КЭРОЛ. Швыряет что ни попадя. В меня, бывало, не только вещи летели… В тот раз, правда, не стал. Вот я и поняла, что мне достанется как следует; так оно и вышло. Начал пинать меня по ногам, пока я сидела. Потом поднял меня за волосы и стал колотить по лицу. Дочки, дочки… они… ну, они…
СЛЕДОВАТЕЛЬ. Успокойтесь, миссис Фокс. Пожалуйста, не торопитесь, успокойтесь сначала.
КЭРОЛ. Ну, так дочки, они плакали и кричали: «Папочка, не надо!» – и все такое. Потом он схватил меня за горло. Прямо как по телевизору показывают – совсем спятил. Душил меня и на меня же вопил. Тут входит Ковентри, она через дорогу живет, и бьет его солдатиком, и он сразу свалился, и из ушей кровь пошла.

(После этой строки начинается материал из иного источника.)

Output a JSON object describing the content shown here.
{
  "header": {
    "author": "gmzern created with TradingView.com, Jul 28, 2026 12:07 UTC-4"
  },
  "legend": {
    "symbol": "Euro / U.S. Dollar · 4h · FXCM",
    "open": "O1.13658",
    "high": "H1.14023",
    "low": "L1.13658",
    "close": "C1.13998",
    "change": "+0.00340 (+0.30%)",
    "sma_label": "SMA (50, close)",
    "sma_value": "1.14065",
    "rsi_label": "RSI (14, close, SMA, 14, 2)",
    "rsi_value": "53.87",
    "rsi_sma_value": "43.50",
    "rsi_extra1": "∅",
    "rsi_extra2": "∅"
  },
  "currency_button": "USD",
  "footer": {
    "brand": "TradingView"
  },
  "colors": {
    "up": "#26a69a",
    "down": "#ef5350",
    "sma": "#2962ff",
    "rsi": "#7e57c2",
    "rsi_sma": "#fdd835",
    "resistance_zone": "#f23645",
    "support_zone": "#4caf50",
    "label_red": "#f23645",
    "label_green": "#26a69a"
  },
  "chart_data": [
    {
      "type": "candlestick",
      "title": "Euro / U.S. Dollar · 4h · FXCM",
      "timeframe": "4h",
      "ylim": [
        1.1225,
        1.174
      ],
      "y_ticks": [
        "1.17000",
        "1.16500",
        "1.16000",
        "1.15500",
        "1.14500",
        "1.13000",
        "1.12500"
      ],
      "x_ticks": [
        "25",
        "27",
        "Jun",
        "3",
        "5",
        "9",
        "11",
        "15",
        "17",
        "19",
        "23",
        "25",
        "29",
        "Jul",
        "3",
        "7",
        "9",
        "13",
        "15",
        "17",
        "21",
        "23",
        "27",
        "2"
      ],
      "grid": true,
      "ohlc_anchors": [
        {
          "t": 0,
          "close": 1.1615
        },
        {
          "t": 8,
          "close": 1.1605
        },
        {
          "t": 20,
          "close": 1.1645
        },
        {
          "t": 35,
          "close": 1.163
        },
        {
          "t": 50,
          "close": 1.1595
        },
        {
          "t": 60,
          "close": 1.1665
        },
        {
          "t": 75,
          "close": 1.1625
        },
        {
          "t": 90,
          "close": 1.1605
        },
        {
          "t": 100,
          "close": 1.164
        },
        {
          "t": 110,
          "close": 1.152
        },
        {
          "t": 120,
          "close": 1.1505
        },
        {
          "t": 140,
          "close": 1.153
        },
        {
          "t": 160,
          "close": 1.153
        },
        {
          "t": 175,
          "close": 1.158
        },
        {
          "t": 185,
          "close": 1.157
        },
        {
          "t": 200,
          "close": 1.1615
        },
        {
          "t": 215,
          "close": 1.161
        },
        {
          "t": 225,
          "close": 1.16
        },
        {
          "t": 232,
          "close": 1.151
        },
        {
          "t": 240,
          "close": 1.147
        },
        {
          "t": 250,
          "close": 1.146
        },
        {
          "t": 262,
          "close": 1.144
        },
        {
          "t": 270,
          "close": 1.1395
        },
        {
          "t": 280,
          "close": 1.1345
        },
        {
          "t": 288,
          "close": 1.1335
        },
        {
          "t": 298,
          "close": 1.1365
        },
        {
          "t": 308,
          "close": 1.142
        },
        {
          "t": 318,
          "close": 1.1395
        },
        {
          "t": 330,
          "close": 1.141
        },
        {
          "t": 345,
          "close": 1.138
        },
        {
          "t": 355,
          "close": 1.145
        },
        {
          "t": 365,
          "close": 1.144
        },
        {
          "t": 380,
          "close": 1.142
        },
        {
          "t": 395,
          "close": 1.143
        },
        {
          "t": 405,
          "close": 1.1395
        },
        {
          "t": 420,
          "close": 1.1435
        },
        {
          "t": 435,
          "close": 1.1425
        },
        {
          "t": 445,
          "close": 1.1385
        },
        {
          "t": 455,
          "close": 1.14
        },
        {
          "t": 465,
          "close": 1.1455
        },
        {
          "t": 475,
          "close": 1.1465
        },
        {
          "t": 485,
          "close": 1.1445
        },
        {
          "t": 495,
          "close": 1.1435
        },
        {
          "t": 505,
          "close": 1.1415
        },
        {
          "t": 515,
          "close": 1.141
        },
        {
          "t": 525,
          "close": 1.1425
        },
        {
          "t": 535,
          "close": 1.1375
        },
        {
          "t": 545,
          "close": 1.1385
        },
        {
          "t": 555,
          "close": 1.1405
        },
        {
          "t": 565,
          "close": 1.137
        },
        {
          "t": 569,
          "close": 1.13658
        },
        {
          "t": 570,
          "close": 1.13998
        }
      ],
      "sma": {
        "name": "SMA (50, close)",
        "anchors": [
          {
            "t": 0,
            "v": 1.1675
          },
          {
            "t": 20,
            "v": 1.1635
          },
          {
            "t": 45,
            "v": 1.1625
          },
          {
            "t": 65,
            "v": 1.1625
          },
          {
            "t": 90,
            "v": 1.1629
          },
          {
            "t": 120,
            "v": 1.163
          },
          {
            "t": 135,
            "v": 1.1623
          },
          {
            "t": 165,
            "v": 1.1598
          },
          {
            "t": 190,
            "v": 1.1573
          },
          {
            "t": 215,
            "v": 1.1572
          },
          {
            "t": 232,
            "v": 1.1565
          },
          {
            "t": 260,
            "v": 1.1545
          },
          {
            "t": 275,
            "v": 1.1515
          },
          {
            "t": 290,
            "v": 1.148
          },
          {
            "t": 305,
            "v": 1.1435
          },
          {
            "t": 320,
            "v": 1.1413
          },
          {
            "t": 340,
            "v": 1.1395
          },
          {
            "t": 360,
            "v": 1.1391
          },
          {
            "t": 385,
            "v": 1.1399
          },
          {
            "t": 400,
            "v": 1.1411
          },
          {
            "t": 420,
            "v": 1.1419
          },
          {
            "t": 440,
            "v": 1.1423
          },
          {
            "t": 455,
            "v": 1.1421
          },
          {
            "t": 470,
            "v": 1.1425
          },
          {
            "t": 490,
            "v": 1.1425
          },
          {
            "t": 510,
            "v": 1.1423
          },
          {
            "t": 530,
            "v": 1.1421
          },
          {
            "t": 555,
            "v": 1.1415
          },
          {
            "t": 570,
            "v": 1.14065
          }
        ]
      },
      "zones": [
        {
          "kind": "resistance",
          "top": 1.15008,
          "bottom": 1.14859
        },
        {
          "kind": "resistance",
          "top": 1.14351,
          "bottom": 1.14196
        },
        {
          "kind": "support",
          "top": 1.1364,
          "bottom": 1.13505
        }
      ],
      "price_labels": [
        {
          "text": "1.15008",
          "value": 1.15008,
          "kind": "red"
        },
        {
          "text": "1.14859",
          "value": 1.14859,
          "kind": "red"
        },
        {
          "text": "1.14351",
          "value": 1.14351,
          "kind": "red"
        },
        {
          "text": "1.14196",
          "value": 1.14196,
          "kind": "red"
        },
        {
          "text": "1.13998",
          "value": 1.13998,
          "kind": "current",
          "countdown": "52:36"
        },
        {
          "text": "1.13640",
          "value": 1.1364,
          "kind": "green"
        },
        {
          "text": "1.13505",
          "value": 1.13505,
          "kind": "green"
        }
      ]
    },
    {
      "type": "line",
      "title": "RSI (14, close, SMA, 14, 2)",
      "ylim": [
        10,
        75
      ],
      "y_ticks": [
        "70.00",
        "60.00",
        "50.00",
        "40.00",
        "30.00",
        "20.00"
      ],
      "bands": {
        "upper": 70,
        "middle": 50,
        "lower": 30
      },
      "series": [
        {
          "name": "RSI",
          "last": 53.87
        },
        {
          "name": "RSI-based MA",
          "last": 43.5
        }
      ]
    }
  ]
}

СЛЕДОВАТЕЛЬ. Ковентри, то есть Ковентри Дейкин, сказала что-либо перед тем или после того, как ударить вашего мужа?
КЭРОЛ. Сказала что-то такое вроде: «Хватит, сыта тобой по горло», а потом ударила; а уж как ударила, ничего не говорила. Просто выбежала, и с тех пор ее никто не видал. Ну, никто из тех, кто здесь живет.
СЛЕДОВАТЕЛЬ. Миссис Дейкин жила напротив вас?
КЭРОЛ. Да, в доме номер 13.
СЛЕДОВАТЕЛЬ. У вас шторы не были задернуты?
КЭРОЛ. Я тогда их еще не задернула, нет.
СЛЕДОВАТЕЛЬ. Значит, миссис Дейкин могла наблюдать события, предшествовавшие смерти вашего мужа?
КЭРОЛ. Не знаю, я извиняюсь… Повторите, пожалуйста?..
СЛЕДОВАТЕЛЬ. Миссис Дейкин видела, как муж избивает вас?
КЭРОЛ. Наверно. Она у себя занавески-то не задернула. Она уж не первый раз видела, как он меня колошматит.
СЛЕДОВАТЕЛЬ. Миссис Фокс, вы сказали, что ваш муж тут же упал и из ушей у него пошла кровь. Кровь пошла у него из ушей сразу же или прошло какое-то время, прежде чем вы заметили кровь? Подумайте хорошенько, пожалуйста.
КЭРОЛ. Сразу и пошла, как только голова о ковер стукнулась. Даже забрызгала мой коврик из зебры перед камином. Голова-то от удара аж подскочила, понимаете, тут и кровь побежала.
СЛЕДОВАТЕЛЬ. Благодарю вас, миссис Фокс. Вы дали прекрасные показания. И заседатели, и я глубоко сочувствуем вам.
КЭРОЛ. Спасибо. Если бы не Ковентри, наверно, лежать бы теперь мне мертвой вместо него. Она мне услугу сделала.
СЛЕДОВАТЕЛЬ. Последние замечания свидетельницы присяжные не должны принимать в расчет. Благодарю вас, миссис Фокс.
КЭРОЛ. Извиняюсь. Спасибо, ваша честь… извиняюсь, господин следователь. Мне садиться на то место, где я до того сидела?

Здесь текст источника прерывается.